Destino
Tratava-a mais como uma serviçal do que como esposa. Joana lembrava-se das palavras tão vazias que ecoaram profundamente do altar ao fim da capela: ... "e para todo o sempre te darei meu amor e fiel estarei a seu lado..." - nunca pensou que pra sempre fosse tão pouco. Já nem jantavam mais juntos, visto que tinha que servi-lo; sempre comia depois, frio mesmo, o que não fazia diferença pra ela, acostumara-se a ver assim sua vida.
Certo dia ao voltar da feira - Machado ordenara que ao chegar deparasse-se com uma deliciosa sopa de legumes - passou em frente a uma loja de artigos femininos. Nunca dera muita atenção a tal loja, já que comprava somente o necessário para que mantivesse seu ar sóbrio, mulher muito enfeitada para Machado era vulgar; mas neste dia algo lhe chamou a atenção: um vestido de seda, azul escuro com um lindo desenho de dragão, ao entrar na loja foi logo tocar o tecido, a maciez do vestido tirou-a, por uma breve instante, da aspereza de sua vida.
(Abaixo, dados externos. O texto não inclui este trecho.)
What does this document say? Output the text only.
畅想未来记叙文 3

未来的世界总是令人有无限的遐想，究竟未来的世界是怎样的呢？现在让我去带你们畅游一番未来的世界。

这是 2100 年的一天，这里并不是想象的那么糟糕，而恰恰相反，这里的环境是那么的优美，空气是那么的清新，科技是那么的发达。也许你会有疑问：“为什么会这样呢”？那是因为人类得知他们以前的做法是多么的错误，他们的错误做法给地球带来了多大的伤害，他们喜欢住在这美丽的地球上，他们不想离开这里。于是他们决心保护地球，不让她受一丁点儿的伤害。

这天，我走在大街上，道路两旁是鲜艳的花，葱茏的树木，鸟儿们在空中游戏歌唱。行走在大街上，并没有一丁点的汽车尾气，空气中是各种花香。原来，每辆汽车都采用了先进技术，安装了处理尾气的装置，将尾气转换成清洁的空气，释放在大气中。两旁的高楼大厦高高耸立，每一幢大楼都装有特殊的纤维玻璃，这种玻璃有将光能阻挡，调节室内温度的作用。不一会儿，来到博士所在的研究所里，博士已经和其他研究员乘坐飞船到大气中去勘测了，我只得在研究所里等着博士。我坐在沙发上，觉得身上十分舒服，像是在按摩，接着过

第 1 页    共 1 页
À noite, na cama, não resistiu e falou a Machado sobre tal objeto que tanto a seduzira, mais teve que se contentar em dormir com as palavras dele ecoando dolorosamente em sua cabeça.
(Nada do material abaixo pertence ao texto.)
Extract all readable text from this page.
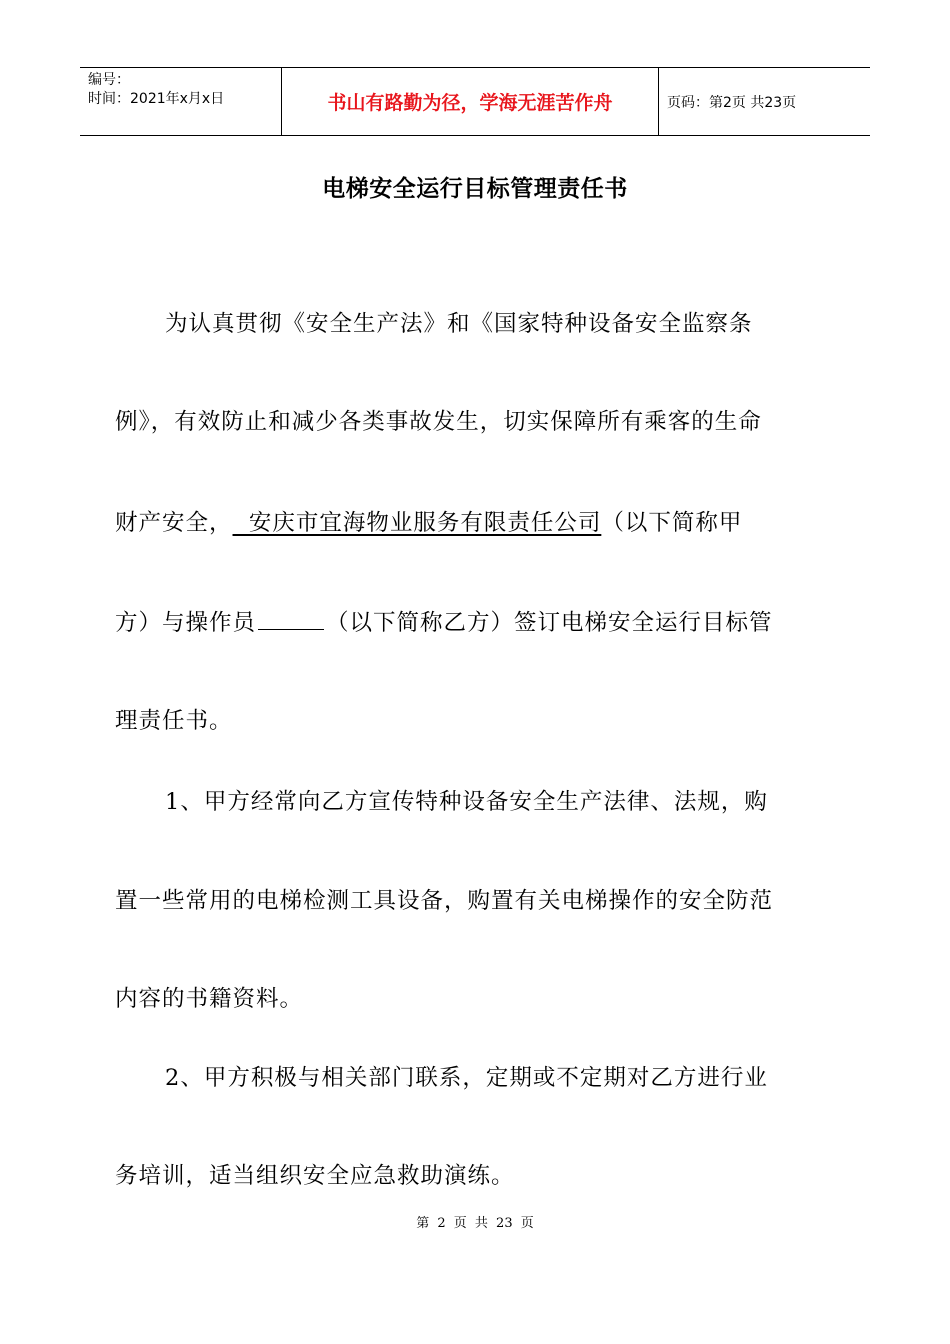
编号：
时间：2021年x月x日	书山有路勤为径，学海无涯苦作舟	页码：第2页 共23页
电梯安全运行目标管理责任书
为认真贯彻《安全生产法》和《国家特种设备安全监察条
例》，有效防止和减少各类事故发生，切实保障所有乘客的生命
财产安全，  安庆市宜海物业服务有限责任公司（以下简称甲
方）与操作员	（以下简称乙方）签订电梯安全运行目标管
理责任书。
1、甲方经常向乙方宣传特种设备安全生产法律、法规，购
置一些常用的电梯检测工具设备，购置有关电梯操作的安全防范
内容的书籍资料。
2、甲方积极与相关部门联系，定期或不定期对乙方进行业
务培训，适当组织安全应急救助演练。
第 2 页 共 23 页
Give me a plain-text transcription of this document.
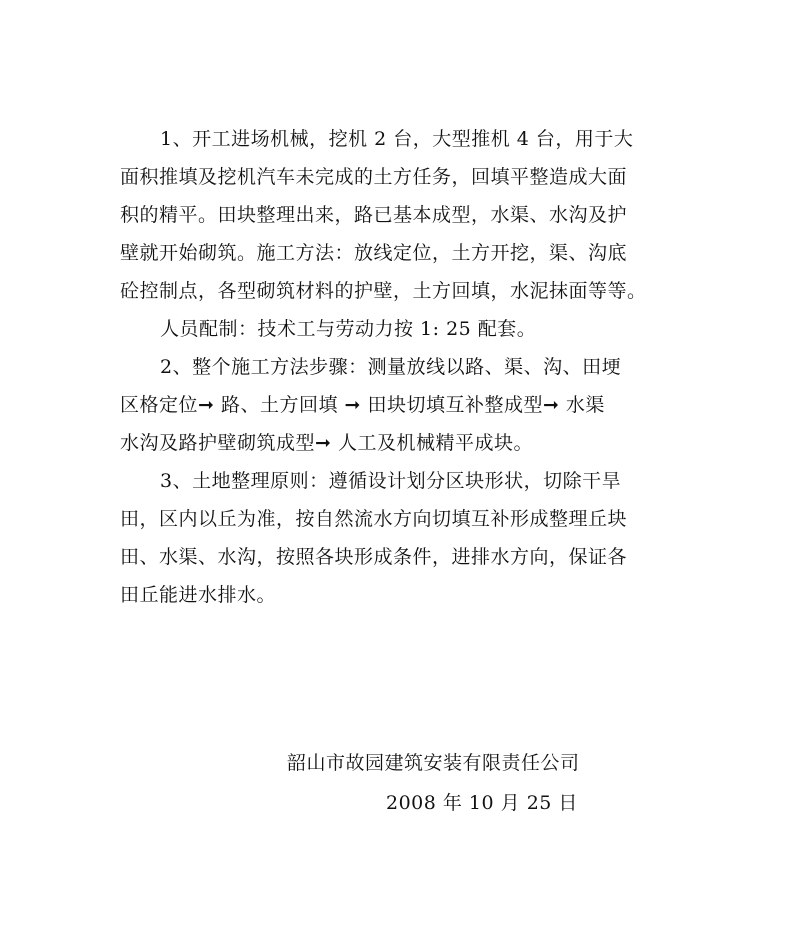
1、开工进场机械，挖机 2 台，大型推机 4 台，用于大
面积推填及挖机汽车未完成的土方任务，回填平整造成大面
积的精平。田块整理出来，路已基本成型，水渠、水沟及护
壁就开始砌筑。施工方法：放线定位，土方开挖，渠、沟底
砼控制点，各型砌筑材料的护壁，土方回填，水泥抹面等等。
人员配制：技术工与劳动力按 1: 25 配套。
2、整个施工方法步骤：测量放线以路、渠、沟、田埂
区格定位➞ 路、土方回填 ➞ 田块切填互补整成型➞ 水渠
水沟及路护壁砌筑成型➞ 人工及机械精平成块。
3、土地整理原则：遵循设计划分区块形状，切除干旱
田，区内以丘为准，按自然流水方向切填互补形成整理丘块
田、水渠、水沟，按照各块形成条件，进排水方向，保证各
田丘能进水排水。
韶山市故园建筑安装有限责任公司
2008 年 10 月 25 日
- Achas que trabalho de sol a sol para satisfazer essas suas idiotices infantis? infantis....infantis....infantis....
Sonhou com seu pai, esse sim soube como a fazer sorrir, pena ter ido tão cedo.
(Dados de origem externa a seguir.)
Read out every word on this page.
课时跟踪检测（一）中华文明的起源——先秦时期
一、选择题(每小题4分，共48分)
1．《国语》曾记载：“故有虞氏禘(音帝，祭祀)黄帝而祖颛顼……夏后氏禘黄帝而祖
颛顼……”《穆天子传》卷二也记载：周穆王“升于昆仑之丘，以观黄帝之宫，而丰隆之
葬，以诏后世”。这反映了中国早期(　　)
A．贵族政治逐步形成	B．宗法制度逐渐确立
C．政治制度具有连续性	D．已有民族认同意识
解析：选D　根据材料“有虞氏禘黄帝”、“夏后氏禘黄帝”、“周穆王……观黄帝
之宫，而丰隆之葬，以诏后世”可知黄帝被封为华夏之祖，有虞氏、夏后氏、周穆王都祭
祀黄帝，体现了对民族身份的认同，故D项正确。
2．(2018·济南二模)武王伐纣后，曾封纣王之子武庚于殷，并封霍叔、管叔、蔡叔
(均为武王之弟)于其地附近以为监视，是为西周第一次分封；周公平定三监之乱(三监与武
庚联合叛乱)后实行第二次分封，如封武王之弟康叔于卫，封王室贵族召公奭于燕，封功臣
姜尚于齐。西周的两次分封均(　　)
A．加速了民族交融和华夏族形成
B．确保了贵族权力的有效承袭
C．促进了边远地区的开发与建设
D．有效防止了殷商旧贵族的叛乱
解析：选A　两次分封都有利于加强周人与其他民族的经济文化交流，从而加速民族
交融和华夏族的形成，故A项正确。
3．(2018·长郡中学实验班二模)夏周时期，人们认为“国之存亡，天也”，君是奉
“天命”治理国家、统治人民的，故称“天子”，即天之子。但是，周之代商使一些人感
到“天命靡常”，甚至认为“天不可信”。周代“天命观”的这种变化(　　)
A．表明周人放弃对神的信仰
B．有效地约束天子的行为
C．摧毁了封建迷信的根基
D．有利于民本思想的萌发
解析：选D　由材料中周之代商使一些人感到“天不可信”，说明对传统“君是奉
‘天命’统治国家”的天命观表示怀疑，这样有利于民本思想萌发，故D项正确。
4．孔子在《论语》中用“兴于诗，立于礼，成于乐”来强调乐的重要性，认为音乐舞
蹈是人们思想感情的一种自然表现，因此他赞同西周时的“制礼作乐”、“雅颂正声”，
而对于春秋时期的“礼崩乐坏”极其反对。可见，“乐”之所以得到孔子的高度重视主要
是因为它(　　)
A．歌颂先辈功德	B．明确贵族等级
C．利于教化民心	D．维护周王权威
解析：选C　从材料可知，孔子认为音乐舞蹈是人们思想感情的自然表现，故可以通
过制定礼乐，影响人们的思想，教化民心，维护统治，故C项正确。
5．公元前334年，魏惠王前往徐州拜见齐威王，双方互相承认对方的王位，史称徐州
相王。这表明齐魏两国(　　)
Ao acordar de manhã, tentava mais não conseguia tirar da cabeça o maldito vestido, que era chinês, concluira, pois vira algo semelhante em uma revista de bordados uma vez; sabia que não havia meio de obtê-lo.
Despachou Machado para o serviço e tratou logo de fazer o habitual de todas as manhãs: ficar ao telefone com Dora, por alguns minutos apenas já que a casa não era pequena e serviço tampouco. Dora sempre fora sua fiel confidente, desde os dez anos de idade, ou menos; a ela contava tudo, até as sujeiras que Machado às vezes insistia em fazer com ela, coisas estas que a enojavam, mas como era seu marido, não havia o que se fazer. Dora ficou triste em saber que algo tão ínfimo para uma mulher qualquer, era algo impossível de se alcançar para Joana. Para tentar pelo menos consolar a amiga, lembrou-a que Machado não andava muito bem de saúde já ha alguns anos, tossia demais, suspeitava-se tuberculose, o que não fora confirmado visto que Machado só entrava em hospital carregado, e caso a indesejada chegasse a ele, ela teria uma boa pensão só para ela, podendo assim, um dia, ter todos esses pequenos mimos realizados.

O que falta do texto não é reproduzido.